- Born: Elmer Eric Schattschneider August 11, 1892 Bethany, Minnesota, U.S.
- Died: March 4, 1971 (aged 78) Old Saybrook, Connecticut, U.S.
- Education: University of Wisconsin; University of Pittsburgh; Columbia University;
- Known for: The Semisovereign People; Research on political parties in the United States;
- Awards: Freedoms Foundation Award; James L. McConaughy Memorial Award;
- Scientific career
- Fields: Political science
- Workplaces: Wesleyan University

= Elmer Eric Schattschneider =

American political scientist (1892-1971)

Elmer Eric Schattschneider (August 11, 1892 – March 4, 1971) was an American political scientist.

== Life and career ==
Schattschneider was born in Bethany, Minnesota. He received his AB at the University of Wisconsin, MA at the University of Pittsburgh, and his PhD at Columbia University. He taught at Columbia, the New Jersey College for Women (now a section of Rutgers University), and Wesleyan University (1930–1960). Schattschneider was president of the American Political Science Association between 1956 and 1957 and is the namesake of its award for the best dissertation in the field of American politics. He died in Old Saybrook, Connecticut.

== Publications ==
Schattschneider's books include Politics, Pressures and the Tariff (1935), Party Government (1942), The Struggle for Party Government, (1948), Equilibrium and Change in American Politics (1958), The Semisovereign People: A Realist's View of Democracy in America (1960) (for a discussion see: Mair, 1997), and Two Hundred Million Americans in Search of a Government (1969).

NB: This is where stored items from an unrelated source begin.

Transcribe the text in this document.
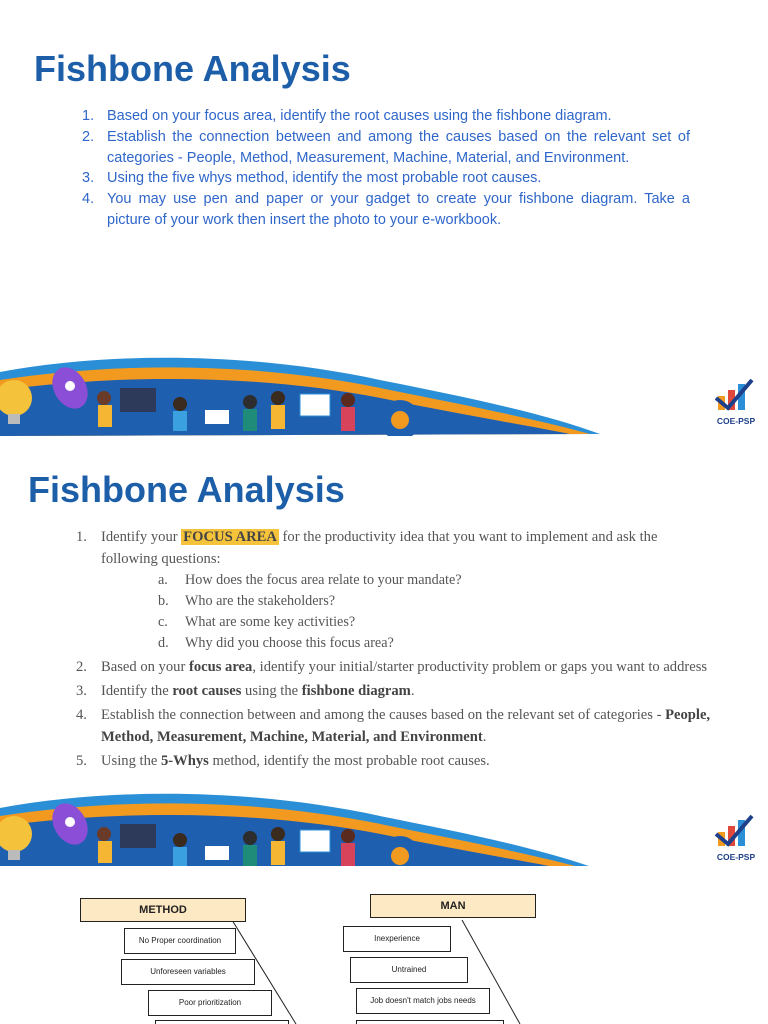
Fishbone Analysis
1. Based on your focus area, identify the root causes using the fishbone diagram.
2. Establish the connection between and among the causes based on the relevant set of categories - People, Method, Measurement, Machine, Material, and Environment.
3. Using the five whys method, identify the most probable root causes.
4. You may use pen and paper or your gadget to create your fishbone diagram. Take a picture of your work then insert the photo to your e-workbook.
COE-PSP
Fishbone Analysis
1. Identify your FOCUS AREA for the productivity idea that you want to implement and ask the following questions:
a. How does the focus area relate to your mandate?
b. Who are the stakeholders?
c. What are some key activities?
d. Why did you choose this focus area?
2. Based on your focus area, identify your initial/starter productivity problem or gaps you want to address
3. Identify the root causes using the fishbone diagram.
4. Establish the connection between and among the causes based on the relevant set of categories - People, Method, Measurement, Machine, Material, and Environment.
5. Using the 5-Whys method, identify the most probable root causes.
COE-PSP
METHOD
No Proper coordination
Unforeseen variables
Poor prioritization
MAN
Inexperience
Untrained
Job doesn't match jobs needs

== Critique of pluralism ==
Along with the political scientist Theodore J. Lowi, Schattschneider offered perhaps "the most devastating" critique of the American political theory of pluralism: Rather than an essentially democratic system in which the many competing interests of citizens are amply represented, if not advanced, by equally many competing interest groups, Schattschneider argued the pressure system is biased in favor of "the most educated and highest-income members of society", and showed that "the difference between those who participate in interest group activity and those who stand at the sidelines is much greater than that between voters and nonvoters."

In The Semisovereign People, Schattschneider argued the scope of the pressure system is really quite small: The "range of organized, identifiable, known groups is amazingly narrow; there is nothing remotely universal about it" and the "business or upper-class bias of the pressure system shows up everywhere." He says the "notion that the pressure system is automatically representative of the whole community is a myth" and, instead, the "system is skewed, loaded and unbalanced in favor of a fraction of a minority." And "the flaw in the pluralist heaven is that the heavenly chorus sings with a strong upper-class accent."